Many activist groups believe there is a clear and urgent moral imperative to stop the companies most responsible for climate breakdown from making the crisis worse. More and more campaigners, communities and organisations are recognising that meaningful change means targeting the industry itself. Not the individual consumer, not the abstract public, but the companies digging and drilling, the banks backing them, and the systems that allow them to carry on.


Our new report - Strategies and Tactics to Curb the Fossil Fuel Industry - maps current efforts to constrain fossil fuel expansion, and identifies what’s working. The key takeaway: there are multiple effective routes into this fight and the best outcomes often come when those routes converge.

Figure: Taking action against fossil fuels - a strategy map, by 'Not that Peter Evans'

Sixteen tactics, one shared target

From frontline blockades to courtroom battles, the resistance to fossil fuels is made up of many different tactics. Our report identifies 16 of them, including consumer boycotts, public shaming, shareholder action, litigation, divestment, and cultural interventions.

Some are loud and disruptive; others are technical, slow-moving and behind the scenes. But all aim to exert pressure - financial, legal, social or reputational - on the fossil fuel industry and its enablers. The diversity of these tactics is a strength. It means people with very different skills, values and risk profiles can all take part. You don’t need to be willing to get arrested. You might be a lawyer, an artist, a data analyst, a union organiser, a journalist, or a trustee. There’s a place for you in this work.

Three pressure points

Though the tactics currently being adopted are diverse, they fall into one of three overarching approaches:

  1. Squeezing the money – make fossil fuel expansion less profitable by targeting finance, insurance and investment.

  2. Reducing social licence – undermine the industry's legitimacy and cultural acceptance.

  3. Protecting and enforcing – use the law and political mechanisms to constrain the industry and defend those who challenge it.
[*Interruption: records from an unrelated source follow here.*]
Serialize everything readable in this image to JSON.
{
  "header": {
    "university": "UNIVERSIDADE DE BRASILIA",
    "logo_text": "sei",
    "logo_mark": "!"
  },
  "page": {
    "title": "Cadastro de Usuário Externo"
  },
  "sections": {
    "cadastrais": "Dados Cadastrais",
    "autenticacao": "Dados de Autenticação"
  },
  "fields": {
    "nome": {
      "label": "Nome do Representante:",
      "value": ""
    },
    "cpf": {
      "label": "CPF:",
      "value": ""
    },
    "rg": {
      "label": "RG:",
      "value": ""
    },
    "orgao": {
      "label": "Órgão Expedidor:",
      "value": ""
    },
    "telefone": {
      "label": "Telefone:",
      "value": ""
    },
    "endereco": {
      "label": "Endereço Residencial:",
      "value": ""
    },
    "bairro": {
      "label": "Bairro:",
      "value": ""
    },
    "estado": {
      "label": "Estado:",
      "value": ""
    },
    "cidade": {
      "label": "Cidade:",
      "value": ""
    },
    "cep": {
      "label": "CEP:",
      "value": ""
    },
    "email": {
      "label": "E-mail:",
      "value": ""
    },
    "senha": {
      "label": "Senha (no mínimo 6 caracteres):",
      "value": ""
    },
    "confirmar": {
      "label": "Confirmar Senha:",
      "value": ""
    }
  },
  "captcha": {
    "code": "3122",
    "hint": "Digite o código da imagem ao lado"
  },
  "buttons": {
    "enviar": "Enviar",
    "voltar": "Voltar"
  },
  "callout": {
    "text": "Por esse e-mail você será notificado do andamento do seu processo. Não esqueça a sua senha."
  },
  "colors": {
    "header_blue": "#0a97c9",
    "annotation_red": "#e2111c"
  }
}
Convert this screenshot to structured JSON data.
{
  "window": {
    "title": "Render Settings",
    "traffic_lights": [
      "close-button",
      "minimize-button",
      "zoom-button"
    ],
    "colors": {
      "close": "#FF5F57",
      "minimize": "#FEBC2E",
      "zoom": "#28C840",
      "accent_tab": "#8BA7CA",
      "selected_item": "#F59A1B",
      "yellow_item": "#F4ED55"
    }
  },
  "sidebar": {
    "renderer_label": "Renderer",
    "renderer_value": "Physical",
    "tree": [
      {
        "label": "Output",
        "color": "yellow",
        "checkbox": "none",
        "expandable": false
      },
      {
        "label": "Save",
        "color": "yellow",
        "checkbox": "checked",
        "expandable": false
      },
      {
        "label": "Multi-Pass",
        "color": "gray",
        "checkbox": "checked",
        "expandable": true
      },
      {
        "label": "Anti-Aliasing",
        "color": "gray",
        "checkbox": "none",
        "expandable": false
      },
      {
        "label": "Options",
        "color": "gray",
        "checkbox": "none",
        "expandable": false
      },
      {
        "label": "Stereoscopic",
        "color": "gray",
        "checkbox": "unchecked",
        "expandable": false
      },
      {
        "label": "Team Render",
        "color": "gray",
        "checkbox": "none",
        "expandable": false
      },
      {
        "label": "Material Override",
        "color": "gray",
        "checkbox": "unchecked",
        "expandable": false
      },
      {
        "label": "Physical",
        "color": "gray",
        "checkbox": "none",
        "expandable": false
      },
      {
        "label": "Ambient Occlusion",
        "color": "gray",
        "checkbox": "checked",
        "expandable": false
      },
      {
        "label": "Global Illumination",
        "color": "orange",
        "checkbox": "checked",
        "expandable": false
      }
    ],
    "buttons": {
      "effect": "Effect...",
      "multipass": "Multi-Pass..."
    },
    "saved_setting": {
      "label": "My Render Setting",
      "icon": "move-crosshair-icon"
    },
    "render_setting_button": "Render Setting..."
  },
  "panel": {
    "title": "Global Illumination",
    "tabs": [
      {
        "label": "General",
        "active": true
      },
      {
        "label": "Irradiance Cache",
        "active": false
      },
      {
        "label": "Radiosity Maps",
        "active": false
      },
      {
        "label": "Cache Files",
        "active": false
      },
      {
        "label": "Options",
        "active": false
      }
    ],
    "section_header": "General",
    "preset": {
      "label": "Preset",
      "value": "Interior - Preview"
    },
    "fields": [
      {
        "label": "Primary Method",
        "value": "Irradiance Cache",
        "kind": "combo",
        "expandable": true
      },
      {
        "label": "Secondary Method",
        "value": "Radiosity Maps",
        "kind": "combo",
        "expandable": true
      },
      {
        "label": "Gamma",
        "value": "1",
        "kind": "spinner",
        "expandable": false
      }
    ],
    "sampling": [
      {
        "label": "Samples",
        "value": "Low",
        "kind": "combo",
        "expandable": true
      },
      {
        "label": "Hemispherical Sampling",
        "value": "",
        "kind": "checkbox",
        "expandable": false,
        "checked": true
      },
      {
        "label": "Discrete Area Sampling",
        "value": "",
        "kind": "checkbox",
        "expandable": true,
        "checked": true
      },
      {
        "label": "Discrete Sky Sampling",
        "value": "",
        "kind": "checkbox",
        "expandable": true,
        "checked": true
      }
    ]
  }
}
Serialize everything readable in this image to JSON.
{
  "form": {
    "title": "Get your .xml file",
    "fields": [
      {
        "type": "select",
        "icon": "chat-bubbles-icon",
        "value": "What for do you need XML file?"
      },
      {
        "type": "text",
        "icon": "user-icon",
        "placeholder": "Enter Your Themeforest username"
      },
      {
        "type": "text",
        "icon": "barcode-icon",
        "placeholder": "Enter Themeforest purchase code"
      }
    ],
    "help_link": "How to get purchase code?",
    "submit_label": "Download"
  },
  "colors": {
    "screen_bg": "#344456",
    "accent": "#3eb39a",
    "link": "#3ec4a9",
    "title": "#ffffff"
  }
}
These strategies don’t compete, they reinforce one another. The biggest wins often come when multiple tactics are used in combination, forcing action from several directions at once. In the report we also highlight two particularly promising approaches:

  1. Insurance: the hypocrisy and the leverage

© Eduardo Pérez Vidal for Ekō – licensed under Creative Commons Attribution 2.0 Generic (CC BY 2.0). https://creativecommons.org/licenses/by/2.0/ One of the most effective and underused pressure points is the insurance industry. Fossil fuel infrastructure can’t be built or operated without insurance. Projects without coverage can’t get permits or finance. But insurers are also deeply exposed to climate risk. They are already cancelling policies in wildfire-prone areas, raising premiums in flood zones, and warning of the looming uninsurability of large parts of the world.


This makes their continued support for fossil fuel expansion especially egregious. On one hand, they cast themselves as society’s risk managers. On the other, they insure the very projects fuelling the risks they’re pulling back from. Insuring a new oil field while withdrawing home insurance from a wildfire-hit region is not just inconsistent, it’s dangerous. The illogic is added to by the fact that for most insurers, fossil fuel business accounts for less than 2% of their revenue - so they don’t even need it. And the reputational and financial risks are growing at pace.

Campaigners are highlighting the contradiction and hypocrisy of fossil fuel insurance. And they’ve had some wins: over 40 insurers have ruled out coverage for Australia’s Adani coal mine. Many European firms - including Zurich, AXA and Allianz - have withdrawn from new coal and are now beginning to exit oil and gas. The insurance industry is a strategic choke point. When it moves, projects collapse. It’s a high-leverage, high-impact focus for campaigners and funders alike.

  1. Movements win together: lessons from the anti-fracking fight

The English anti-fracking campaign, active from around 2011 to 2019, is a powerful case study in strategic coordination. What began as small-scale local resistance grew into a national movement that helped secure a government moratorium on fracking.


The strength of the campaign lay in its breadth. Local residents joined forces with national NGOs, radical activists, scientists, lawyers, artists and clergy. The “anti-fracking nanas” stood on the frontlines with humour and conviction. Legal teams challenged drilling permits. Cultural figures added visibility. Greenpeace and Friends of the Earth brought media and research capacity. Together, they formed a coalition able to challenge the industry at every level.

Importantly, the campaign avoided infighting by building trust and shared purpose. National groups supported, rather than directed, local ones. Resources were shared. Victory was collective. When fracking was briefly reintroduced in 2022, the campaign was able to remobilise quickly thanks to the deep networks and infrastructure it had built.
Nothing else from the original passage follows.